As explored in a previous article, the IRS clarified that mission-related investments (MRIs) will not trigger the private foundation “jeopardy investment” rule (that is, a private foundation cannot make investments that would imperil its ability to conduct charitable activities). Although the definition of “mission-related investments” is somewhat vague, it refers to an investment approach where the primary goal of the investments is to generate income, but where investment choices are influenced by charitable or societal impact (in contrast, a program-related investment’s primary purpose is to advance a charitable purpose as opposed to the production of income). Depending on the exact circumstances, an example of a mission-related investment might be an investment in a small biotechnology start-up that is developing new scientific methods to address a widespread condition or disease. This may be highly risky, but the foundation wants to invest, not only for possible financial gain, but also to support scientific development. In Notice 2015-62, the IRS stated that private foundations may make mission-related investments without triggering the jeopardy investment rule as long as foundations exercise prudence and ordinary business care.
While the IRS has provided guidance related to the jeopardy investment rule, every private foundation is also subject to the law governing its existence as a legal entity. A private foundation is usually formed as a trust governed under the state trust statute or a non-stock corporation governed under the state non-stock corporation statute. If the foundation is a trust, the state law generally governs trustees’ investment choices. In many states, this is some version of the Uniform Prudent Investors Act (UPIA). Wisconsin adopted its version of UPIA in 2004 as Chapter 881. UPIA was written to address the typical situation where a trustee invests a trust fund that benefits one or more individual beneficiaries. Under UPIA, the trustee must invest and manage the funds as prudent investor would, considering the purposes, terms, distribution requirements, and other circumstances of the trust. The trustee must exercise reasonable care, skill and caution in doing so.

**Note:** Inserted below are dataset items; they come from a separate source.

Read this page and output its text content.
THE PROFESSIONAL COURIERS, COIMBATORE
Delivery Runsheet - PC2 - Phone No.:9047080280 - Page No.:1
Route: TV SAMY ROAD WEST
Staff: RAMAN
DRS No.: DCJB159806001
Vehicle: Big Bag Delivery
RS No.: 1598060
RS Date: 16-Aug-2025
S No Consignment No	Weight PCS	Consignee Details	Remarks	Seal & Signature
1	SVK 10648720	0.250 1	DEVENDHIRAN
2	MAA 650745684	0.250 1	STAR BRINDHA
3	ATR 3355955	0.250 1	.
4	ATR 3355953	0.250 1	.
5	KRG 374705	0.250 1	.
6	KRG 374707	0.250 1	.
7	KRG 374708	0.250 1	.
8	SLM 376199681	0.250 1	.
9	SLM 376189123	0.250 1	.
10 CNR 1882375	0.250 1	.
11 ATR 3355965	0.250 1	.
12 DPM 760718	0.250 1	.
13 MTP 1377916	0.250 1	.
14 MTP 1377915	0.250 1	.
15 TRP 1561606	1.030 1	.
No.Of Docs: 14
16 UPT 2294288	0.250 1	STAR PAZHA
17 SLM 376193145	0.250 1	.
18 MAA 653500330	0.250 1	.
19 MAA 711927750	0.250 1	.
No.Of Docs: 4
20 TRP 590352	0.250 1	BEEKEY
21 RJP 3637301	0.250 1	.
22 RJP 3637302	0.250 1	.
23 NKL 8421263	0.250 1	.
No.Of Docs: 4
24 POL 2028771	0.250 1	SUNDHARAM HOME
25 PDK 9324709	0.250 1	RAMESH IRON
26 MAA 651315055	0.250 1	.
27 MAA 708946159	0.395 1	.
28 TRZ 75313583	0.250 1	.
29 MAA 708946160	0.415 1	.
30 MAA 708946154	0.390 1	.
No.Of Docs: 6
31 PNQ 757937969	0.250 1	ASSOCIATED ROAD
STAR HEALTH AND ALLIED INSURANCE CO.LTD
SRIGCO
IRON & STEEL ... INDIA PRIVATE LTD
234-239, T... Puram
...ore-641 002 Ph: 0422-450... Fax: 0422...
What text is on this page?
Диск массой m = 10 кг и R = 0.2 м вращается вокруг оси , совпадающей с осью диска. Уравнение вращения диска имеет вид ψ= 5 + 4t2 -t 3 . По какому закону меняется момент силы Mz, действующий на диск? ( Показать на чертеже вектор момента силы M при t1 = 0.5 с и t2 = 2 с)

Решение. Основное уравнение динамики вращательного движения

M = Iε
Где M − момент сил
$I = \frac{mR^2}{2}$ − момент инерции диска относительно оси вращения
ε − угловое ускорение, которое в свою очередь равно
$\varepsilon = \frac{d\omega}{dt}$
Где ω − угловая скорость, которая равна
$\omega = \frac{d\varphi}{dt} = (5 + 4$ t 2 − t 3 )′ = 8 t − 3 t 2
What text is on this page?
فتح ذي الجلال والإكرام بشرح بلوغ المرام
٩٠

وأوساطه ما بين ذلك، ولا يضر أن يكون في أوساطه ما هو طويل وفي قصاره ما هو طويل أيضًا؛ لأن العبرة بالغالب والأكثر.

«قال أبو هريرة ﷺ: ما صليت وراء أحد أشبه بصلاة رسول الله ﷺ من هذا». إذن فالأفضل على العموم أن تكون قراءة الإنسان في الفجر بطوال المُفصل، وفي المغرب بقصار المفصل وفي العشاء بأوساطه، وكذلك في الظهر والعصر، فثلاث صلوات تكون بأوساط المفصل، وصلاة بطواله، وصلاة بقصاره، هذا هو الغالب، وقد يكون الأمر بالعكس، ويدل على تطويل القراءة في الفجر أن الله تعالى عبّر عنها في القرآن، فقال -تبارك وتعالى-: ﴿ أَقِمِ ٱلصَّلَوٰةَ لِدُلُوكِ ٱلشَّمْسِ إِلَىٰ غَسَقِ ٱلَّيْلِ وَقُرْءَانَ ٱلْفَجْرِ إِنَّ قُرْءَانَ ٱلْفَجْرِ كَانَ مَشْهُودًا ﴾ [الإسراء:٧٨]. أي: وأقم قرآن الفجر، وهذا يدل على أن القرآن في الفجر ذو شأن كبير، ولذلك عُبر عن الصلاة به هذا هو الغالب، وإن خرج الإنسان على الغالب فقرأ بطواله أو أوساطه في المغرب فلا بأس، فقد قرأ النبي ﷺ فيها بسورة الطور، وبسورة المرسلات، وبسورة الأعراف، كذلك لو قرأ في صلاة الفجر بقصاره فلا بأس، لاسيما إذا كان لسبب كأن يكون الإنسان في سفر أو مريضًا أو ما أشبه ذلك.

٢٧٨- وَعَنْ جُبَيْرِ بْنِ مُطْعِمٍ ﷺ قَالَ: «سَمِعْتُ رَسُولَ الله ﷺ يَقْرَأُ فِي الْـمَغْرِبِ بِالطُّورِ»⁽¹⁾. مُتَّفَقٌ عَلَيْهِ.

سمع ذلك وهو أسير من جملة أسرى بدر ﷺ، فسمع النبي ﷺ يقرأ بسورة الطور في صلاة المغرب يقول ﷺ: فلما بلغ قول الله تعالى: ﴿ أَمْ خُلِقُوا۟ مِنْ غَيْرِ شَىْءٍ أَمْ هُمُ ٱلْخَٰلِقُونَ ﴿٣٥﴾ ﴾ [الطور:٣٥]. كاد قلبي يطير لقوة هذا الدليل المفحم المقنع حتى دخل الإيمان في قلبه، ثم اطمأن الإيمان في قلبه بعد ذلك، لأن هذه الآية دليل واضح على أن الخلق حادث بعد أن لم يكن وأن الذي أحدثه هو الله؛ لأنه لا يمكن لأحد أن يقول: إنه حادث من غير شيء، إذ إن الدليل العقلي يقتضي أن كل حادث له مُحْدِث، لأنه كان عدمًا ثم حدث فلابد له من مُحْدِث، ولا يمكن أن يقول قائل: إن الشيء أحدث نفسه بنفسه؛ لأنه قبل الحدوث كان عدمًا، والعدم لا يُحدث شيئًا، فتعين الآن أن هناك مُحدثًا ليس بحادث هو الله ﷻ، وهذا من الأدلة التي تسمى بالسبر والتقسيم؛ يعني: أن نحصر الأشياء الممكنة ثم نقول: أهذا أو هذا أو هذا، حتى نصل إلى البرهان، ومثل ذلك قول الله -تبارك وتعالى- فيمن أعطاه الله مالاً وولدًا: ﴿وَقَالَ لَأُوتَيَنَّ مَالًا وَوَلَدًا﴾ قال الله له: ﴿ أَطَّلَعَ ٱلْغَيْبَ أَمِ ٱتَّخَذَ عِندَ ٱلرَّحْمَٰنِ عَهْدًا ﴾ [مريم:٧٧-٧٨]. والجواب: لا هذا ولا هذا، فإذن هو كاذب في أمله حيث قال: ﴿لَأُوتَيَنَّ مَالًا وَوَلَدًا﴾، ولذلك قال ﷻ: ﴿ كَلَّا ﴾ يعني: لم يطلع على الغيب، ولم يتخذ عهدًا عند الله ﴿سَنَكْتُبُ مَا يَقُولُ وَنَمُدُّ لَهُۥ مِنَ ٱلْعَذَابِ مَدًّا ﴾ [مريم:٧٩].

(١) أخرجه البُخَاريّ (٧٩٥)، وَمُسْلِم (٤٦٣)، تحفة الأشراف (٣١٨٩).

Where a charitable trust does not have a designated beneficiary (which is the case for most private foundations that allow the trustee discretion in making distributions for charitable purposes), mission-related investments are very likely acceptable as an investment alternative that accomplishes the private foundation’s charitable purpose (although every situation merits review). UPIA contains a provision allowing the trustees to take into account the relationship or value of an investment asset as it relates to the purposes of the trust. Mission-related investments usually fit into this concept: mission-related investments are investments that may not otherwise be held by the private foundation if not for the societal benefit, but may nonetheless be important because they fulfill part of the charitable mission of the organization.
In a perfect world, the donor or creator of the private foundation has contemplated mission-related investing, and specifically allowed for this approach in the trust document (we anticipate that donors will want to do so). In making mission-related investments, some donors and trustees of private foundations are also making trust amendments or modifications to specifically address this issue.